The album quickly shifts back into what fans expected with the garage-homage Fire which features the high-tempo vocals of the UK’s best-known female garage artist Ms. Dynamite. The instrumentals take a backseat as the vocals dominate the track and for dubstep fanatics/garage pessimists this is an early indication that the album won’t live up to the individual successes of Magnetic Man’s members.
I Need Air and midpoint track Perfect Stranger are undoubtedly the club-pleasers and despite making a clear departure from the vocal-less, stripped back style that Benga and Skream are both known for, the tracks still don’t class as ‘sell-out.’ The rhythms are as clean and well structured as the best the genre has offered in recent years and the addition of vocals is a refreshing change even for the dubstep faithful.
By the time the 4th track rolls around, Anthemic, you’ll be gasping for something that resembles the heavy, dirty basslines of Skream’s style and luckily it’s delivered. Anthemic is what Magnetic Man probably refer to as a “banger.” In other words it’s spot on, with a powerful and deep bassline accompanied by a simple yet effective drumbeat. The melody, akin to something from Blade Runner, is fantastic and completes the essential elements.
Sticking with the futuristic theme is The Bug, a track that can only be described as ‘robot-dub.’ Benga’s influence on the track is crystal clear as the styles and samples in his infamous Invasion EP emerge throughout. Ping Pong yet again feels like another Benga-masterpiece with quieter, gentler tones similar to much of the material from his hugely successful Diary of an Afro Warrior. The simpler the tracks are on the Magnetic Man album the better it gets. Whilst the vocals on early material is briefly refreshing they fail to match the simplistic, repeatedly enjoyable quality of the stripped back tracks.
Just when you think the three dubstep pioneers have left the deep, dub basslines behind, Mad, Crossover and Karma Crazy crop up at the business-end of the album to please the purists. Mad is yet another example of traditional dubstep styles proving to be most effective and the boys are bang on with the melody on it too. A future dubstep classic in the making perhaps.
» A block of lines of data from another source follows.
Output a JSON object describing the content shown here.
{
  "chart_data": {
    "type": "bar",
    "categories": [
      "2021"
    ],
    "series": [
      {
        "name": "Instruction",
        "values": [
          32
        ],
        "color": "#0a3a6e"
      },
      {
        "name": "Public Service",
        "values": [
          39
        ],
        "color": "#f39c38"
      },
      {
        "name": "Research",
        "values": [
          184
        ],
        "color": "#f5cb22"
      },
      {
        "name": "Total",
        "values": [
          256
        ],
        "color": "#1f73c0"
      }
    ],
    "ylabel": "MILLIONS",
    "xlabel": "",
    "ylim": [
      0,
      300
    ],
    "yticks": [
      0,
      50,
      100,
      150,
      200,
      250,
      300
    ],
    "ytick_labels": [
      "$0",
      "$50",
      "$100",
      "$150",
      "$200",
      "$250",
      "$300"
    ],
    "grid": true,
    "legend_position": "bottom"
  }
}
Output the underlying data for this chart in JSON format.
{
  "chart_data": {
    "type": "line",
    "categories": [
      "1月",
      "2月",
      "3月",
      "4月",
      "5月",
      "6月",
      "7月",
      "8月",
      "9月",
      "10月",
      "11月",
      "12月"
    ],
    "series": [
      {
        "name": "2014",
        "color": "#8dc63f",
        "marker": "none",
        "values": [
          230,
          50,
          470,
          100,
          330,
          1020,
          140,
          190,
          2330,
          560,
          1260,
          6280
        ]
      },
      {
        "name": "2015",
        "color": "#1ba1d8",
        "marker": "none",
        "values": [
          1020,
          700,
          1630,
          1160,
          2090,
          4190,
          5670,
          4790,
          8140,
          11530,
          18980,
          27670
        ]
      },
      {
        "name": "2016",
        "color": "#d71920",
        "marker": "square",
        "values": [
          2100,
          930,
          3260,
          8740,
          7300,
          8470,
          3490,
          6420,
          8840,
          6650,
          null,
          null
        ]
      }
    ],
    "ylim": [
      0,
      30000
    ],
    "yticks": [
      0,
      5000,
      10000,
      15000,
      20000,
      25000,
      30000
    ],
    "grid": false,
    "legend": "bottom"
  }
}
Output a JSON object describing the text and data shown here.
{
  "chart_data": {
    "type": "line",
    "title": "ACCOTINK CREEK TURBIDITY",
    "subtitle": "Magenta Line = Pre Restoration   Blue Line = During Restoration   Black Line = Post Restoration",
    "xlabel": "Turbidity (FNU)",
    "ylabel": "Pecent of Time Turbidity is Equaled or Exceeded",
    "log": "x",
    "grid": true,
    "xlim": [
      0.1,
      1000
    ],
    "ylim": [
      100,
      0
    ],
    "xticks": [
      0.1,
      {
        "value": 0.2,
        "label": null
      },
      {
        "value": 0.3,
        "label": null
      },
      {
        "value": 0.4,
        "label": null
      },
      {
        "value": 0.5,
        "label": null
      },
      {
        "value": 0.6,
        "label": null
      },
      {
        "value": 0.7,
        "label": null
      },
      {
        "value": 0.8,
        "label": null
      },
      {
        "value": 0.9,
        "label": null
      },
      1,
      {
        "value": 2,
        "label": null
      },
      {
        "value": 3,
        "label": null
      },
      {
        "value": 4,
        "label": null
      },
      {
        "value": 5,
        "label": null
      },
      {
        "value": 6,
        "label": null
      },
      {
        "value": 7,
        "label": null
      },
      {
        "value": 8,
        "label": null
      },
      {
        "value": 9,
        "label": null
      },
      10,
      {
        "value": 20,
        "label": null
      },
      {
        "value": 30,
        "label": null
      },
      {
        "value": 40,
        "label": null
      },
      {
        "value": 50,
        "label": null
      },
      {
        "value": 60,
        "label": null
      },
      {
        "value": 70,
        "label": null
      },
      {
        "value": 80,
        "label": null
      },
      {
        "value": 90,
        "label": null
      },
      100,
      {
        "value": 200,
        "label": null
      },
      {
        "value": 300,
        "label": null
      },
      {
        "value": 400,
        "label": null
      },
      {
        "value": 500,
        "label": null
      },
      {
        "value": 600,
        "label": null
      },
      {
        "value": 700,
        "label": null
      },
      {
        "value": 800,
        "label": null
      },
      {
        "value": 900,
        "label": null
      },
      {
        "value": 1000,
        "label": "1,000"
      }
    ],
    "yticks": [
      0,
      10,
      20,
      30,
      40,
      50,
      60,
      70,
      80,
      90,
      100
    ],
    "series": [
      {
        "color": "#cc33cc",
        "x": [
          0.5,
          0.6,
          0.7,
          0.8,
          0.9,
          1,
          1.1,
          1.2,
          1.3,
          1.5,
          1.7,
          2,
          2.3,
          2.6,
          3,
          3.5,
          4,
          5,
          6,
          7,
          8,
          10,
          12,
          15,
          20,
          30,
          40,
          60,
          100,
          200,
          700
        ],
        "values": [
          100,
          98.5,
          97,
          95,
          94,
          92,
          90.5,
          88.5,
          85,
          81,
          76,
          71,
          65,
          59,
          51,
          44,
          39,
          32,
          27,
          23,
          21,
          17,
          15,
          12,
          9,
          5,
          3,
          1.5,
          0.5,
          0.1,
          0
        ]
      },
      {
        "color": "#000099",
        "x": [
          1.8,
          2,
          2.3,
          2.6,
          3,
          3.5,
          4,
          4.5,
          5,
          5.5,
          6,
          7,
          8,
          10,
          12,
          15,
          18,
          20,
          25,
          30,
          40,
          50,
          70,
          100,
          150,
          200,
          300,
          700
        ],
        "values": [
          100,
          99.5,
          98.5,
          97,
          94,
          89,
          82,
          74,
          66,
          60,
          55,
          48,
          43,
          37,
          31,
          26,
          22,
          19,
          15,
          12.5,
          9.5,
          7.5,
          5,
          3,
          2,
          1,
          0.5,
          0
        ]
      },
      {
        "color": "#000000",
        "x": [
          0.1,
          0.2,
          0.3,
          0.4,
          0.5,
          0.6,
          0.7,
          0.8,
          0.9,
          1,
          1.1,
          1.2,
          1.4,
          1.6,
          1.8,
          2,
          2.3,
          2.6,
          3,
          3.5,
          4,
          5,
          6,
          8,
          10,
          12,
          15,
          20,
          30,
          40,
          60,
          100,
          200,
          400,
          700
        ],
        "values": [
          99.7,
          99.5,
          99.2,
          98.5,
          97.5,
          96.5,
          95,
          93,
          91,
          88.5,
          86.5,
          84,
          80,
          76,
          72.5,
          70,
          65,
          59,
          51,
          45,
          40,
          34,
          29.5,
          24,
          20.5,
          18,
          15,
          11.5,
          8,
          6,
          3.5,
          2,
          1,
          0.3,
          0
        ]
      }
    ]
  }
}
Crossover is probably the strongest vocal-track on the album with Katy B providing elegant poeticism on top of the punchy, bass-driven instrumentals. Karma Crazy is one of the strongest exemplary tracks of the individual qualities and skills of the three “Magnetic Men” with Artwork’s famed guidance and organisation reigning in the creativity and passion of Benga and Skream to produce an orchestral-come-dubstep infusion. The result is a brilliantly original and timeless dubstep track. These are the three tracks that should hit clubs to prove what the genre is all about.
The final track features John Legend injecting an intriguingly soulful dose of vocals into Getting Nowhere. The track is sublime and could potentially offer up a dub-soul niche in the market. Or perhaps kick start a US infatuation with the genre?
Magnetic Man set out to make a dubstep album for the masses and have succeeded in doing so, whilst brilliantly avoiding alienation of the die-hard fans. Whilst the album isn’t quite the sum of its individually genre-defining parts, it is still a fresh, innovative approach to a genre in need of mass-affection. If anyone is going to initiate a dubstep explosion it’s Magnetic Man.